Io continuo a credere che una delle maniere migliori per stuzzicare genio e creatività sia l’urgenza di uscire dalla propria zona d’agio. Successe così a Steve Vai quando registrò il primo disco con David Lee Roth e alla cabina di regia sedeva Ted Templeman, volpone che aveva prodotto tutti i dischi dei Van Halen. Nessuno dei due, cantante e produttore,  era interessato alle elucubrazioni intellettuali che il giovane Steve Vai aveva mutuato da Frank Zappa. David Lee Roth aveva abbandonato i Van Halen all'apice del successo e ora, da solista, voleva un disco rock per scalare le classifiche con assolo come fuochi d’artificio, capaci di riempire la bocca di sabbia a chi era pronto a dire che nessuno avrebbe potuto fare meglio di Eddie Van Halen al fianco di Lee Roth. Templeman e Lee Roth dalla chitarra di Steve Vai non vogliono preziosismi da giovane scienziato del pentagramma ma fuoco e fiamme.Steve Vai li accontenta e fa esplodere la sua guitar extravaganza in maniera accecante con assolo irriverenti, dissoluti e impossibili. In questo disco Vai suona più pentatonica di quanta ne toccherà poi in tutta la sua discografia (successiva e precedente) ma nemmeno sfiora i soliti cliché rock blues. È alieno nella scelta delle note, nella divisione ritmica, nel piglio melodico visionario ed è perverso e fantasioso come un serial killer nell’utilizzo della leva del vibrato. L’assolo di “Big Trouble” fa piangere per quanto è ispirato ed assieme elegante, lieve ma zeppo di ferocia e tecnica.

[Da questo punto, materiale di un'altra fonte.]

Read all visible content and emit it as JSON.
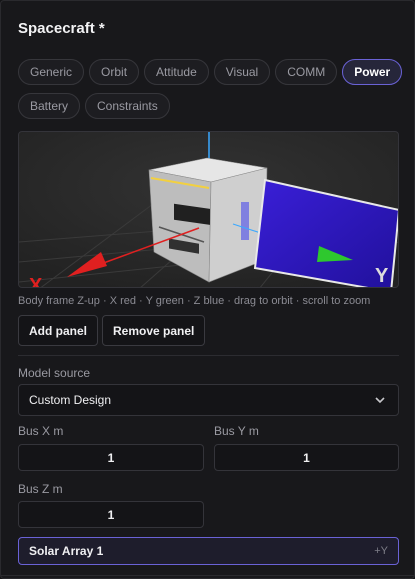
{
  "title": "Spacecraft *",
  "tabs_row1": [
    "Generic",
    "Orbit",
    "Attitude",
    "Visual",
    "COMM",
    "Power"
  ],
  "tabs_row2": [
    "Battery",
    "Constraints"
  ],
  "active_tab": "Power",
  "viewport": {
    "axis_label_x": "X",
    "axis_label_y": "Y",
    "colors": {
      "x_axis": "#e02020",
      "y_axis": "#2ec82e",
      "z_axis": "#3aa8ff",
      "panel": "#2a0fb8",
      "bus": "#cfcfcf"
    }
  },
  "hint": "Body frame Z-up · X red · Y green · Z blue · drag to orbit · scroll to zoom",
  "buttons": {
    "add_panel": "Add panel",
    "remove_panel": "Remove panel"
  },
  "model_source": {
    "label": "Model source",
    "value": "Custom Design"
  },
  "bus_x": {
    "label": "Bus X m",
    "value": "1"
  },
  "bus_y": {
    "label": "Bus Y m",
    "value": "1"
  },
  "bus_z": {
    "label": "Bus Z m",
    "value": "1"
  },
  "panel_item": {
    "name": "Solar Array 1",
    "face": "+Y"
  }
}
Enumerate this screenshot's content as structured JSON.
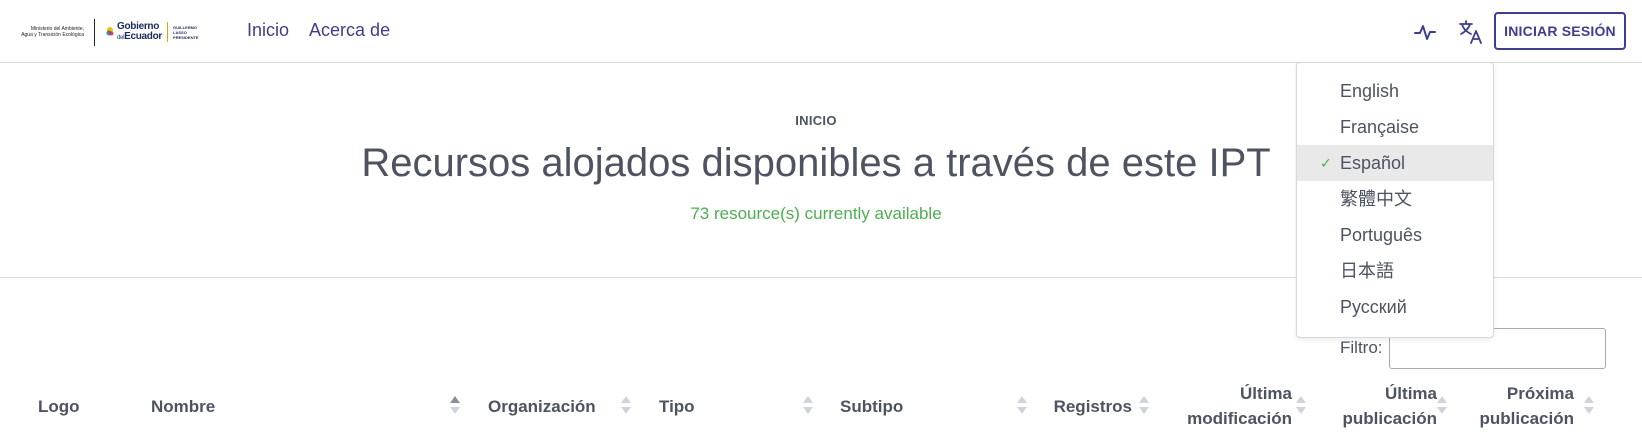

Nessuno ha mai più strapazzato il ponte di una chitarra con tanta sensualità e perizia.
Non mi sono mai lanciato con il paracadute. Ma ho sempre pensato che quella fuga inafferrabile in tapping nella coda dell'assolo, sia quello che si prova quando si precipita nel nulla, gli istanti prima che il paracadute si apra.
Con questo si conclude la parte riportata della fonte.